De facto, ao nível nacional, e à semelhança das restantes redes nacionais, a Rede Europeia Anti-Pobreza / Portugal sempre procurou exercer um papel de “ponte” entre Portugal e a União Europeia, tendo como pano de fundo uma especial vocação de mobilizar a necessária expertise e capacidade técnica para a melhor formulação de propostas e recomendações na luta contra a pobreza e a exclusão social.
Ao longo da sua existência são vários os exemplos das importantes conquistas em termos de políticas e acções propostas e defendidas pela Rede Europeia Anti-Pobreza e que, quer ao nível nacional, quer ao nível europeu, se viriam a traduzir em importantes avanços no combate à pobreza.

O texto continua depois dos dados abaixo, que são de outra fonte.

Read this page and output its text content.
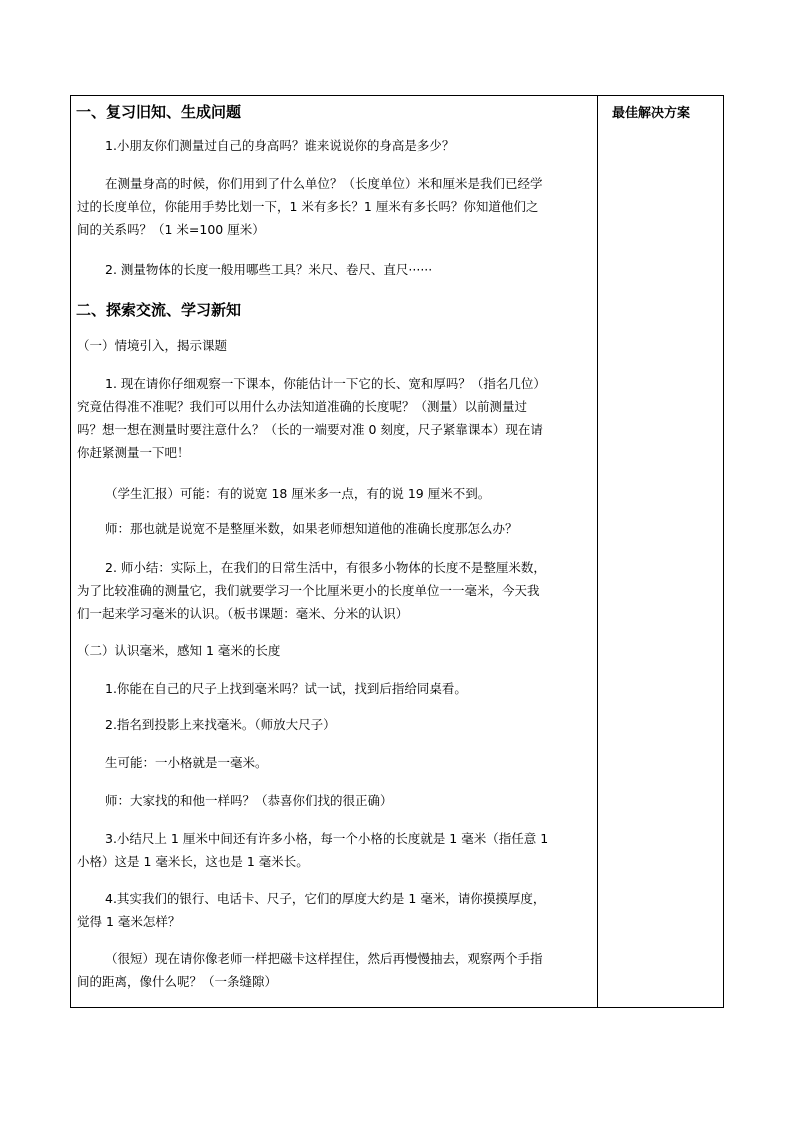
一、复习旧知、生成问题
1.小朋友你们测量过自己的身高吗？谁来说说你的身高是多少？
在测量身高的时候，你们用到了什么单位？（长度单位）米和厘米是我们已经学
过的长度单位，你能用手势比划一下，1 米有多长？1 厘米有多长吗？你知道他们之
间的关系吗？（1 米=100 厘米）
2. 测量物体的长度一般用哪些工具？米尺、卷尺、直尺······
二、探索交流、学习新知
（一）情境引入，揭示课题
1. 现在请你仔细观察一下课本，你能估计一下它的长、宽和厚吗？（指名几位）
究竟估得准不准呢？我们可以用什么办法知道准确的长度呢？（测量）以前测量过
吗？想一想在测量时要注意什么？（长的一端要对准 0 刻度，尺子紧靠课本）现在请
你赶紧测量一下吧！
（学生汇报）可能：有的说宽 18 厘米多一点，有的说 19 厘米不到。
师：那也就是说宽不是整厘米数，如果老师想知道他的准确长度那怎么办？
2. 师小结：实际上，在我们的日常生活中，有很多小物体的长度不是整厘米数，
为了比较准确的测量它，我们就要学习一个比厘米更小的长度单位一一毫米，今天我
们一起来学习毫米的认识。（板书课题：毫米、分米的认识）
（二）认识毫米，感知 1 毫米的长度
1.你能在自己的尺子上找到毫米吗？试一试，找到后指给同桌看。
2.指名到投影上来找毫米。（师放大尺子）
生可能：一小格就是一毫米。
师：大家找的和他一样吗？（恭喜你们找的很正确）
3.小结尺上 1 厘米中间还有许多小格，每一个小格的长度就是 1 毫米（指任意 1
小格）这是 1 毫米长，这也是 1 毫米长。
4.其实我们的银行、电话卡、尺子，它们的厚度大约是 1 毫米，请你摸摸厚度，
觉得 1 毫米怎样？
（很短）现在请你像老师一样把磁卡这样捏住，然后再慢慢抽去，观察两个手指
间的距离，像什么呢？（一条缝隙）
最佳解决方案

Apesar de não ser fácil vislumbrar resultados palpáveis e mensuráveis, é possível identificar, e ainda que necessariamente de uma forma muito sumária, um conjunto de mudanças objectivas para as quais muito contribuíram os esforços desta organização, quer em termos nacionais, quer em termos europeus. Merecem a este nível particular destaque as seguintes, que consideramos, de certa forma e ainda que por vezes de forma indirecta, património desta organização:
· A introdução e o reforço de conceitos tão fundamentais quanto os de trabalho em rede, parceria, multidimensionalidade, mainstreaming, participação, e a sua apropriação por parte de diferentes actores, tendo ainda como resultado a sua adopção estratégica em variados programas e iniciativas;
· A modelação e divulgação de boas práticas de intervenção social, nomeadamente no que diz respeito ao estabelecimento de parcerias (nacionais e transnacionais), ao desenvolvimento de projectos concretos e o acesso destes a instrumentos de informação e de formação essenciais para o desenvolvimento de tais acções;
· A consolidação e visibilidade de um Programa Nacional de Luta Contra a Pobreza;
· A adopção e consolidação de medidas activas de política social, entre as quais se destacam o Rendimento Mínimo Garantido (hoje Rendimento Social de Inserção), o Mercado Social de Emprego e o Programa das Redes Sociais;
· O reforço da visibilidade de problemáticas específicas e estruturais e a capacidade de apresentar propostas concretas para a intervenção junto das mesmas (pobreza extrema, minorias étnicas, violência doméstica, saúde, habitação, emprego, qualidade social, etc.);
· A capacidade de mobilização e sensibilização de diferentes actores, com particular incidência nos campos da investigação e produção de conhecimentos e da formação, nomeadamente pela organização de grupos de trabalho inter-institucionais e inter-sectoriais;
· A capacidade de, através de processos intensivos de informação e de formação, influenciar novas formas de estar e uma nova cultura de intervenção. A este nível merece particular destaque o facto de, ao fim de 16 anos, congregar no território nacional (18 núcleos) um conjunto muito relevante de actores partilhando a mesma forma de estar e de agir assente nos princípios defendidos por esta organização, actores estes com uma capacidade de disseminação e multiplicação desta nova cultura;
· O estabelecimento de variadíssimos protocolos que foram colaborando e dando corpo a várias acções em rede e em parceria, com particular destaque para as colaborações no campo científico e de formação com diversas instituições universitárias;
· A possibilidade de influenciar positivamente a definição de políticas, com particular destaque para dois marcos-chave: a introdução de reformulações ao nível dos Tratados da União Europeia e a definição de uma estratégia europeia de combate à exclusão cuja tradução mais visível são os Planos Nacionais de Acção para a Inclusão (PNAI);
· A introdução e actual exploração do conceito de participação activa das pessoas em situação de pobreza como principais actores das respostas e políticas de intervenção social (desde a concepção, adopção e avaliação dessas mesmas políticas).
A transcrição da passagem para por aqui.